Rabu, 22 Juni 2011

Ingin Anak Jujur*

Tanya: Saya seorang karyawati kantor swasta. Suami berwiraswasta di bidang elektronik.
Ia banyak keluar kota, dan salah satu hal yang tidak saya sukai dari suami adalah sifatnya yang suka berbohong.
Kebohongan itu tidak terkait dengan masalah perempuan, tetapi persoalan keuangan.
Suami pernah mendapat peringatan dari pimpinannya, karena suka menggunakan uang setoran.
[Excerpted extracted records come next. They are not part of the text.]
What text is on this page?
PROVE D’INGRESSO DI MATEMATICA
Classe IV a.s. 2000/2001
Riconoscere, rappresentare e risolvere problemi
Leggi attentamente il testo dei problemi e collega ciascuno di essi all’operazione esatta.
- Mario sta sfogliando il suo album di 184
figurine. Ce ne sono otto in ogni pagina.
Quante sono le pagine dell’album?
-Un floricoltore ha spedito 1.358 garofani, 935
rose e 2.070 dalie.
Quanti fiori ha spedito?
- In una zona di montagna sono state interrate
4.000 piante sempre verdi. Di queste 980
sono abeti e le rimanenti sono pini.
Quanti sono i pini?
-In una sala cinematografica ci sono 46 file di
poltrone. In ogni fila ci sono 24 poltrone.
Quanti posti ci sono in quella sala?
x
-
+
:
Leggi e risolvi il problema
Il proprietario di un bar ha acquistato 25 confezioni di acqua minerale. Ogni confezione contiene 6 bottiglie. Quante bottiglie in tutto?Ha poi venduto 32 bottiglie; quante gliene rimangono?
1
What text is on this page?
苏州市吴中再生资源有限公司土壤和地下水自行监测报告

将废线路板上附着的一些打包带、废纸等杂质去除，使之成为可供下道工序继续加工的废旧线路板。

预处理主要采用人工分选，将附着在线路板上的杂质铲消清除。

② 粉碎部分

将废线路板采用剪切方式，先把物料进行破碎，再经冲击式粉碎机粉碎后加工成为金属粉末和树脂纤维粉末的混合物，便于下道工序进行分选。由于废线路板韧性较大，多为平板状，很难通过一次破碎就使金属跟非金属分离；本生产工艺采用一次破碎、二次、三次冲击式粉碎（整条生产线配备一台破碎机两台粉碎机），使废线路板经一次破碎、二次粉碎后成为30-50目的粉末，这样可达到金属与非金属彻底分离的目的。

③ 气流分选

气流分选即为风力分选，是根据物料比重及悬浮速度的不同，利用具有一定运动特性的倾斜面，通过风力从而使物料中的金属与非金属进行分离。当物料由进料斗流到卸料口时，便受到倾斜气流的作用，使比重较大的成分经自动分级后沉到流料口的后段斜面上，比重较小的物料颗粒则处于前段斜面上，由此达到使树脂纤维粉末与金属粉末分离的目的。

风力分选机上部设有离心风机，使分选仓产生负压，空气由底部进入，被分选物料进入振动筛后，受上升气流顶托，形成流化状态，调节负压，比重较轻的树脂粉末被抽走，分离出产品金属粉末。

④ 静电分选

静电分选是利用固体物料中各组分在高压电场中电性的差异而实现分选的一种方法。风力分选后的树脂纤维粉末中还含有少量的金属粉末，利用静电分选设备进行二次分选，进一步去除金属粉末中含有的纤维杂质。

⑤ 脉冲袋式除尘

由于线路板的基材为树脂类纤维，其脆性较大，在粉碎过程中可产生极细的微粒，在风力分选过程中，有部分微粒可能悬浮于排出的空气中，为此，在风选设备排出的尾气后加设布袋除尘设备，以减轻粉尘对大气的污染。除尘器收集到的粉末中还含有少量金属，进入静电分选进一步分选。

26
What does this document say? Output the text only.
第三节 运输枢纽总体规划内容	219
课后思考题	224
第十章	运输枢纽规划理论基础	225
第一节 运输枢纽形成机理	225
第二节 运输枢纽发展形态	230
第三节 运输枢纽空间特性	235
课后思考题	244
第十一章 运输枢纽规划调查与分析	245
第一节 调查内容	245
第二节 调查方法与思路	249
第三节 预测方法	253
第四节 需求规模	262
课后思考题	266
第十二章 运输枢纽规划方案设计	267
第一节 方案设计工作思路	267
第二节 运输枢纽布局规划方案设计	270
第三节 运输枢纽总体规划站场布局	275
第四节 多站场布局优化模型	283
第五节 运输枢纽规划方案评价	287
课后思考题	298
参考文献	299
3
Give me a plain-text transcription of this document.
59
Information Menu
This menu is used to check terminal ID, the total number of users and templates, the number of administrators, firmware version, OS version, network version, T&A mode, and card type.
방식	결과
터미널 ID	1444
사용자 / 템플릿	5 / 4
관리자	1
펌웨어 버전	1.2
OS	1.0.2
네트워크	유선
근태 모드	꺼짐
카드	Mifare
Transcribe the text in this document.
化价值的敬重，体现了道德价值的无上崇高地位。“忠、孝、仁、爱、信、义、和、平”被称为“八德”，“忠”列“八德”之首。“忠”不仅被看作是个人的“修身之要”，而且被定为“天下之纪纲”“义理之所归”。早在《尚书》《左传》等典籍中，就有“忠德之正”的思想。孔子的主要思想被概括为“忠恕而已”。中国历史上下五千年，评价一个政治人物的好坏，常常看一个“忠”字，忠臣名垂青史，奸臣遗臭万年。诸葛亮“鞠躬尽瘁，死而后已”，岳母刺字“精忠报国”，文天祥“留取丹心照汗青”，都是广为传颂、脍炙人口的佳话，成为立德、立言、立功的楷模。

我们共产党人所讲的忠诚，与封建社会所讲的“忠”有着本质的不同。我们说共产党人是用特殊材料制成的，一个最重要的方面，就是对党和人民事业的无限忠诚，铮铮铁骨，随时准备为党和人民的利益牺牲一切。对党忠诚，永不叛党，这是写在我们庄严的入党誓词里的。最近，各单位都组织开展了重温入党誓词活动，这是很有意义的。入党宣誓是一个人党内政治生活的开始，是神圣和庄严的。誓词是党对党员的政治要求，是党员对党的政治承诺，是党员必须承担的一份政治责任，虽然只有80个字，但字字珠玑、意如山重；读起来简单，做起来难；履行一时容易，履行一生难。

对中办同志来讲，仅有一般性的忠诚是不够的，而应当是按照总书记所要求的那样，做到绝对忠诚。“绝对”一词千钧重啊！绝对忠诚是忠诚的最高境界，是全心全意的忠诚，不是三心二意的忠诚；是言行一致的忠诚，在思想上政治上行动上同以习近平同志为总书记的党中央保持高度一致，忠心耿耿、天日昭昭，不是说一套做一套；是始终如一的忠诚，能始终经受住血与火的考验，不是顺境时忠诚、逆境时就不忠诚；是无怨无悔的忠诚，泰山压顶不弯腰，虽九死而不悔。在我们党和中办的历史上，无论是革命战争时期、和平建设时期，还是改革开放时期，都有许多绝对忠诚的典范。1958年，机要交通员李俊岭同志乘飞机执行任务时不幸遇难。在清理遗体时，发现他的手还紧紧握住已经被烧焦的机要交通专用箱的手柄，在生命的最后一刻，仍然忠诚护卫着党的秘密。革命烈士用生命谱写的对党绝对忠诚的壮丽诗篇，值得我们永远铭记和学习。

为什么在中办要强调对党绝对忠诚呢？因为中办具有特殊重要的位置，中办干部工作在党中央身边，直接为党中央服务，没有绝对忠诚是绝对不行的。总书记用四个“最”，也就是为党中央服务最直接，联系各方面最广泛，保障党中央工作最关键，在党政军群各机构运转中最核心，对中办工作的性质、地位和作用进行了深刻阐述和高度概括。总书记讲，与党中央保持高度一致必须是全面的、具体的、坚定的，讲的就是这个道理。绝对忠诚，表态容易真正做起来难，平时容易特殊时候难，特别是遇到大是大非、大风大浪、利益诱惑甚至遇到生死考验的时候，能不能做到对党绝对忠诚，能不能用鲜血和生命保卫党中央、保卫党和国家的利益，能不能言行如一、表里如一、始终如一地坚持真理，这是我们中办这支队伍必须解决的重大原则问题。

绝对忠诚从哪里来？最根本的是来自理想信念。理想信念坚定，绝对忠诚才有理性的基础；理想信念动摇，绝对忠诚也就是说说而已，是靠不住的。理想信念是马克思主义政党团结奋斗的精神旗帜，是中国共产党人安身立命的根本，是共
Meskipun ia selalu mengembalikan uang yang telah dipakainya, tetapi sebagai istri, saya merasa khawatir kalau suatu waktu ia tidak bisa mengembalikan lagi uang yang dipakainya.
Sekarang ini saya sedang mengandung anak pertama.
Sebagai calon ibu, tentu saya punya harapan anak saya menjadi anak yang jujur dan saleh, tidak suka berbohong seperti ayahnya. Bagaimana caranya agar suami menyadari kesalahannya, dan sifat suka bohong itu tidak menurun kepada anak kami. (Esti)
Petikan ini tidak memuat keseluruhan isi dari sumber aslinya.